Key rephrased her question: “Whenever you use a Doorackle Alleyway, do you always have to guess where you’re going?”
“It’s not guessing; it is trusting,” Miss Broomble a
nswered. “Mr. Fuddlebee could explain it better. But from what I understand, it’s not the Doorackle Alleyway that leads us from one place to another; the Alleyways are simply places. It’s the Eye of DIOS that helps us find the right way to go through all time and all space.”
“So you didn’t know that you would come here?”
Miss Broomble shook her head. “Each time I use a Doorackle Alleyway, it’s always different. The last time, I ended up traveling through a doll house.”
“You shrunk?”
“I think it was time and space that shrunk.”
“Did you become a doll?”
“Not like the ones already in the house.”
“What kind of dolls were they?”
“Hungry.”
“So,” said Key, giving this idea some consideration, as this was all very new to her, “when we entered the Doorackle Alleyway a few moments ago, you had to guess – sorry, I mean trust – you had to trust which way to go, when to quit the crowded street, and which door to knock on?”
“I trust that the Eye of DIOS helped me come to this place,” Miss Broomble said. “I trust that DIOS knows I would have naturally knocked on the red door. DIOS – with her Eye and her Hand and all her other parts – works with us intuitively.”
Key did not know what intuitively meant, but she felt that it might be: Understanding more by feeling than by knowing.
“Even if I hadn’t been traveling by Doorackle Alleyway,” Miss Broomble continued to explain, “I would have still knocked on that door. To me, the door felt inviting.”
“It didn’t seem inviting to me at all,” Pega confessed.
“Me neither,” Key added, but then instantly regretted having blurted that out, fearing that she might have hurt her friend’s feelings.
But the witch was not the kind of friend who would be hurt or threatened by the differences in other people.

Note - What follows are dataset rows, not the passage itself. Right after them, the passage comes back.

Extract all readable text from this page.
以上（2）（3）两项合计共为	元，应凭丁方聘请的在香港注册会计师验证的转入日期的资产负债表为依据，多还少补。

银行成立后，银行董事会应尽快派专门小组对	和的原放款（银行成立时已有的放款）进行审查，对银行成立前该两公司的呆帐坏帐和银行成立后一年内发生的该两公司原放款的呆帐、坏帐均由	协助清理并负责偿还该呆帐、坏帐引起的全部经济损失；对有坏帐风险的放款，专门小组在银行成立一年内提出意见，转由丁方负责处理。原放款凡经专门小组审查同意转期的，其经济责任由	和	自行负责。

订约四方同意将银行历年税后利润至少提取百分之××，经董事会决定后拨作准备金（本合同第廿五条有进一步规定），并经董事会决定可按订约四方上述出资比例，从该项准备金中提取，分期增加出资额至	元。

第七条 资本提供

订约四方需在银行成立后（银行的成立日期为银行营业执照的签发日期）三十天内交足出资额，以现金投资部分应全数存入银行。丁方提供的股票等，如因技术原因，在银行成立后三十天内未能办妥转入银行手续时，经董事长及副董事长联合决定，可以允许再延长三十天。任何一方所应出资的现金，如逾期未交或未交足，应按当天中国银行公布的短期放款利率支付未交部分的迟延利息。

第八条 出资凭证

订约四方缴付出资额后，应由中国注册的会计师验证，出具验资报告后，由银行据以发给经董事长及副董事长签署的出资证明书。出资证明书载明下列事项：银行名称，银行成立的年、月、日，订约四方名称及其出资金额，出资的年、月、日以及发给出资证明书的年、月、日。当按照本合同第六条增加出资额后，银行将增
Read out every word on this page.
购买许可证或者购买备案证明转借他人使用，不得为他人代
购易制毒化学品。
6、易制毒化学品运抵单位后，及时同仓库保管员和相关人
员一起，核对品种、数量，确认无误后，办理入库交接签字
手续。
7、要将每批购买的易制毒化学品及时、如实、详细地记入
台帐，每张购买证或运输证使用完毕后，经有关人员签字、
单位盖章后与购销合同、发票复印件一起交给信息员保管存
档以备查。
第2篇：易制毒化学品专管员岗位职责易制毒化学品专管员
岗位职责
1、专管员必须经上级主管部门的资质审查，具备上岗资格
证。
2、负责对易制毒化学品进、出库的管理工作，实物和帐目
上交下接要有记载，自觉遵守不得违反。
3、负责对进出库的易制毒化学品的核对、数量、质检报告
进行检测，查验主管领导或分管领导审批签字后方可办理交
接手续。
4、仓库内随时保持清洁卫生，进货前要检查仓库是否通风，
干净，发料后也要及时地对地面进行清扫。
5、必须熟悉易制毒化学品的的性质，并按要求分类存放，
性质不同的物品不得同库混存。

In fact, adoring Key and Pega’s point of view, Miss Broomble smiled, which made Key feel instantly better.
“The way I trusted about knocking on the door to this shop,” the witch went on to say, “is the way I trust about being in this broom cupboard now. Trusting my self, I did not doubt that it was the right thing to do, and so I do not doubt now that this broom cupboard is the way out – aha!” she suddenly announced. “Found it!”